Bu ayın başlarında bazı haber kaynakları Venezuela’nın modern çağda tüm buzullarını kaybeden ilk ülke olabileceğini yazdı. Ama buna itirazlar çok geçmeden yükseldi: Bu hiç de sahip olunası olmayan unvan 30 yılı aşkın süredir zaten Slovenya’ya aitti. Slovenya’nın Triglav Dağı ile Skuta’nın zirvesindeki buzların ölçümünü yapan Miha Pavsek, E&E News’e “İki buzulda da hareketlilik yok, son yıllarda buzul yarıkları da görülmedi. Halbuki gerçek buzullarda bunlardan olur” diyor.

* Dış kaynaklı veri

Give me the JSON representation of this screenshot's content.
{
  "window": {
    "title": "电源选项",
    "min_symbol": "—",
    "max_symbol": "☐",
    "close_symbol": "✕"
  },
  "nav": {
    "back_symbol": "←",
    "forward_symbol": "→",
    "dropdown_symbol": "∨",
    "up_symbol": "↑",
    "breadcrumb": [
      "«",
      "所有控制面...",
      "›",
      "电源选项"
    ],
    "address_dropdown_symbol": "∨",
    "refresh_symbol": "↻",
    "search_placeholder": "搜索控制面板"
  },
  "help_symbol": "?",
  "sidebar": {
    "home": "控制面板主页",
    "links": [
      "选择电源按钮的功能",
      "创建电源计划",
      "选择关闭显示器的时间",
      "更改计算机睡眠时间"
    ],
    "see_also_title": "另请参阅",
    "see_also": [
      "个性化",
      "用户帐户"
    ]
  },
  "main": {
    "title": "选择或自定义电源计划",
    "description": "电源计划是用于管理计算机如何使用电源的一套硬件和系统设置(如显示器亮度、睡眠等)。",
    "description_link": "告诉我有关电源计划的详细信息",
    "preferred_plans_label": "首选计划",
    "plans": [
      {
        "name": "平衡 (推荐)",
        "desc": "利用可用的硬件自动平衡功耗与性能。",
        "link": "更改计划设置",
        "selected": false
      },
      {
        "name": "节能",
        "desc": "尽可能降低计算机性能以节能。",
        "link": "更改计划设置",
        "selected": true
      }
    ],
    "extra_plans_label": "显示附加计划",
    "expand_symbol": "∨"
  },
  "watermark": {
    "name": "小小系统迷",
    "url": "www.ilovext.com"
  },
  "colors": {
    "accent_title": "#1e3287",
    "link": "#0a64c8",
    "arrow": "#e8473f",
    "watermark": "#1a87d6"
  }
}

Buzulların erimesi insanların kendi elleriyle neden olduğu iklim değişikliğinin sonuçlarından biri. İzlanda gibi Arktik ülkelerde bile buzullar büyük ölçüde eriyor. Slovenya ve Venezuela 18’inci yüzyıldan beri var olan son buzulu da kaybeden ilk ülkeler oldu. Hükümetlerarası İklim Değişikliği Paneli küresel ısınmaya bağlı olarak bu yüzyıl boyunca dünyadaki buzul miktarının yüzde 18 ila 36’sının kaybolacağını tahmin ediyor.
Universidad de Los Andes’in aralık ayında yaptığı bir ölçümde Venezuela’nın son buzulu olan La Corona’dan geriye 0.02 kilometrekarelik bir alan kaldığı ortaya çıktı. Bu üniversitede buzullar üzerine çalışan profesör Julio César Centeno “Venezuela’daki tüm buzulların yok olması ulusal bir trajedidir. Bu, küresel ısınmanın bir sonucu olarak kısa vadede ülkeyi etkisi altına alacak sorunların çığ gibi büyüyeceği konusunda yetkililere uyarı veriyor” dedi.
Scientific American Slovenya ve Venezuela’daki son buzulların yıllar önce kaybedilmiş olma ihtimaline dikkat çekiyor. Çünkü buzulların tükenme noktası olarak tüm dünyada kabul edilmiş ortak bir değer yok. Hiçbir uluslararası kuruluş da buzul sınıflandırması konusunda otorite olarak kabul edilmiyor. Centeno bir buzulun minimum büyüklüğünün 0,1 kilometrekare olması gerektiğini söylüyor. ABD Jeolojik Araştırmalar Kurumu da bu eşiği kullanıyor ve bunun “genel kabul görmüş bir kılavuz” olduğunu belirtiyor.
Slovenya’da Skuta’nın alanı 1969’dan beri 0,1 kilometrekarenin altında, Triglav da 1986’da eşiğin altına düştü. Venezuela’daki La Corona’nın da buzul statüsünü muhtemelen 2016 yılında kaybetmeye başladığı tahmin ediliyor. Pavsek, hem Skuta hem de Triglav’ın alçak irtifa ve enlem nedeniyle “iklimdeki keskin değişikliklere karşı daha savunmasız” hale geldiğini ve “yükselen sıcaklara” dayanamadıklarını söylüyor.
Anton Melik Coğrafya Enstitüsü her iki zirvenin de 2030 yılına kadar buzsuz kalmasını bekliyor. La Corona’nın 2022’de iyice eridikten sonra eski buzul statüsünden geriye sadece bir kabuk kaldığını söyleyen Centeno ise La Corona’yı “ileri derecek çürümüş gömülmeyen bir ceset” olarak tanımlıyor.
Slovenya buzullarının her ikisi de Karadeniz’e dökülüyor, La Corona ise Karayipler’e. Bu da kıyı toplumlarına zarar verebilecek şekilde deniz seviyesinin yükselmesi anlamına geliyor. “Mevcut durum Latin Amerika’nın geri kalanını da ilgilendiren bir uyarı” diyen Centeno, “Kolombiya, Ekvador, Peru ve Bolivya gibi daha kalabalık ülkelerdeki buzulların erimesi, su kaynaklarını buzullara borçlu oldukları için Venezuela’dakinden çok daha büyük toplumsal krizlere neden olacaktır” diye belirtiyor.
Meksika’nın son buzulu Gran Norte’nin statüsünün 2026-2033 yılları arasında statüsünü kaybedip, 2045 yılına kadar tamamen yok olması bekleniyor. Gran Norte buzulun akış yönünde yaşayan topluluklara yüzyıllardır su sağlıyor.